OK, let me take some time to acknowledge the fact that the Stanford research report may very well be perfectly accurate. The comments that I am making above are based on my personal thoughts (not research or facts). There is absolutely no doubt in my mind that the authors of the report are beyond "way" smarter then I am now or ever will be in the future. Also, in all fairness to the authors I did "not" read the entire report so it is completely unfair of me to comment on it in anyway (I never said life is fair...). The fact of the matter is that the report is too complex for my understanding. By the way, I wonder if you can understand the formulas on pages 10 and 11 of the report (you can find the report at http://www.stanford.edu/~swinney/FastFashion.pdf). Anyway, with that said, I just was bored today and wanted to make my thoughts known.. That is the beauty of writing a "blog post" and not a "research paper".

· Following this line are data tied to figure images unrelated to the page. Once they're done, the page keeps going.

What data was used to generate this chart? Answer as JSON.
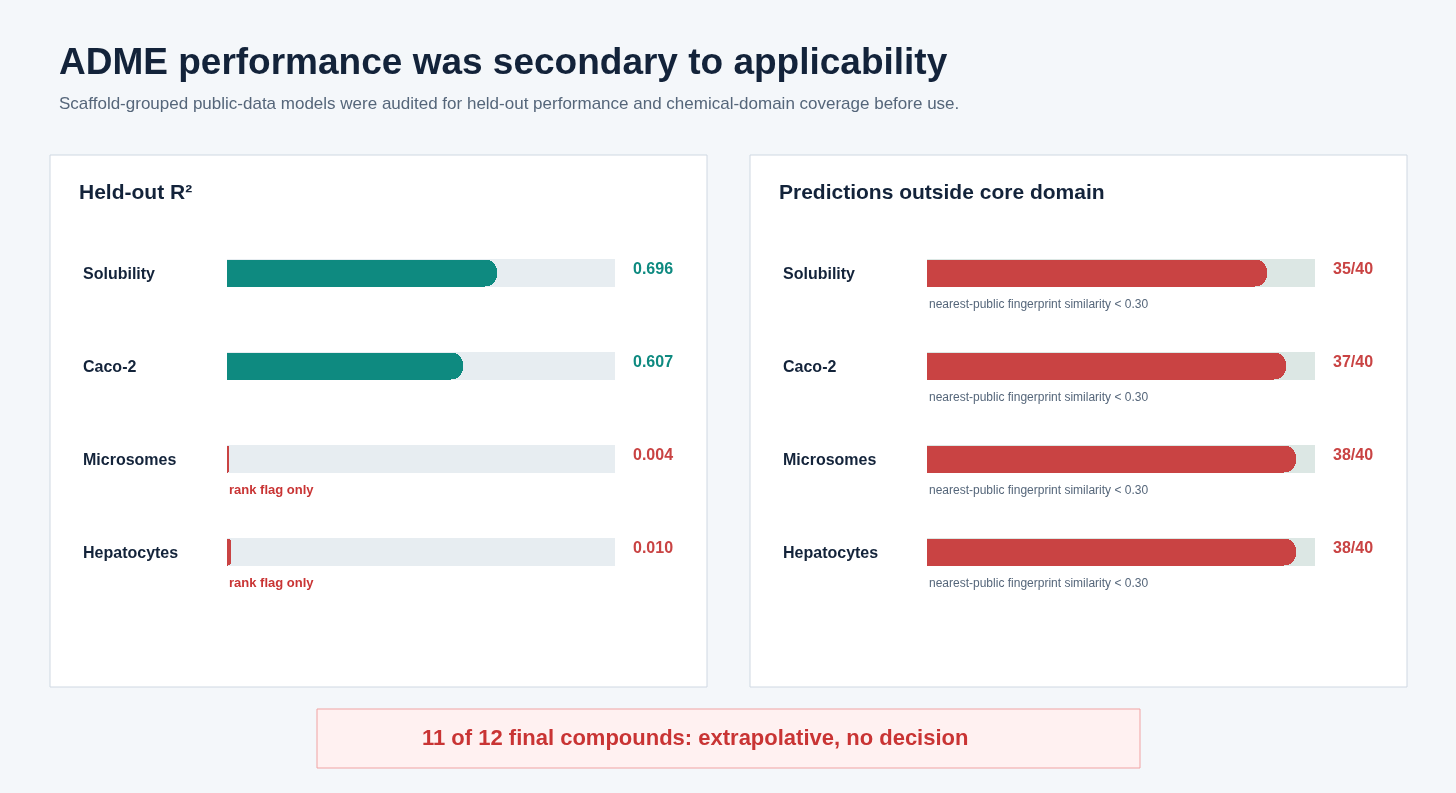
{
  "chart_data": [
    {
      "type": "other",
      "title": "ADME performance was secondary to applicability",
      "subtitle": "Scaffold-grouped public-data models were audited for held-out performance and chemical-domain coverage before use.",
      "annotations": [
        "11 of 12 final compounds: extrapolative, no decision"
      ]
    },
    {
      "type": "bar",
      "orientation": "horizontal",
      "title": "Held-out R²",
      "categories": [
        "Solubility",
        "Caco-2",
        "Microsomes",
        "Hepatocytes"
      ],
      "values": [
        0.696,
        0.607,
        0.004,
        0.01
      ],
      "colors": [
        "#0e8a80",
        "#0e8a80",
        "#c94343",
        "#c94343"
      ],
      "value_labels": [
        "0.696",
        "0.607",
        "0.004",
        "0.010"
      ],
      "xlim": [
        0,
        1
      ],
      "tick_labels": "y",
      "annotations": [
        "rank flag only",
        "rank flag only"
      ]
    },
    {
      "type": "bar",
      "orientation": "horizontal",
      "title": "Predictions outside core domain",
      "categories": [
        "Solubility",
        "Caco-2",
        "Microsomes",
        "Hepatocytes"
      ],
      "values": [
        35,
        37,
        38,
        38
      ],
      "colors": [
        "#c94343",
        "#c94343",
        "#c94343",
        "#c94343"
      ],
      "value_labels": [
        "35/40",
        "37/40",
        "38/40",
        "38/40"
      ],
      "xlim": [
        0,
        40
      ],
      "tick_labels": "y",
      "annotations": [
        "nearest-public fingerprint similarity < 0.30",
        "nearest-public fingerprint similarity < 0.30",
        "nearest-public fingerprint similarity < 0.30",
        "nearest-public fingerprint similarity < 0.30"
      ]
    }
  ]
}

Anyway, I am truly thankful to the authors did this study. Although I do not understand it in full, I am certain that this report is extremely helpful to retailers and other members of the fashion industry. Overall, very well done report. It was my pleasure to skim through and read parts...

By the way, here is my formula for why Outsourcing May Be Slowing Down Apparel Firms.

USA + Fashion Production Jobs = Good for America

Please do as much production as possible in the USA.

By the way, here is "another" meaning for fast fashion. And here is an article I previously wrote about the type of fast fashion discussed in the blog post above.

Views: 175

Comment by Maryanne on January 17, 2010 at 2:52am
fantastic blog.
Comment by Apparel1 on January 19, 2010 at 3:52pm
I communicated with the author regarding the research report and he has enlightened me further regarding the research. Here is some information that he shared with me that may help us all better understand the report.

"I’m glad to see your interest in this research. However, I believe there is a slight misunderstanding. The 40% number quoted in the article is certainly not meant to represent a typical profit increase from a fast fashion approach. That number was just a made-up example—meant to show that fast fashion is more than the sum of its parts (i.e., that 10% from rapid production and 10% from better design lead to a 40% increase in profit, not 20%).

In actuality, precisely how valuable fast fashion (or outsourcing) is depends on the specifics of the market, the product, and the company. For some companies outsourcing will clearly be the best alternative (ignoring social issues)—for some, local production will be better. But what our paper shows is that the components of fast fashion are complementary to one another—rapid production increases the value of better design, and vice versa—meaning firms may be able to do better than they initially think by implementing both of these strategies simultaneously."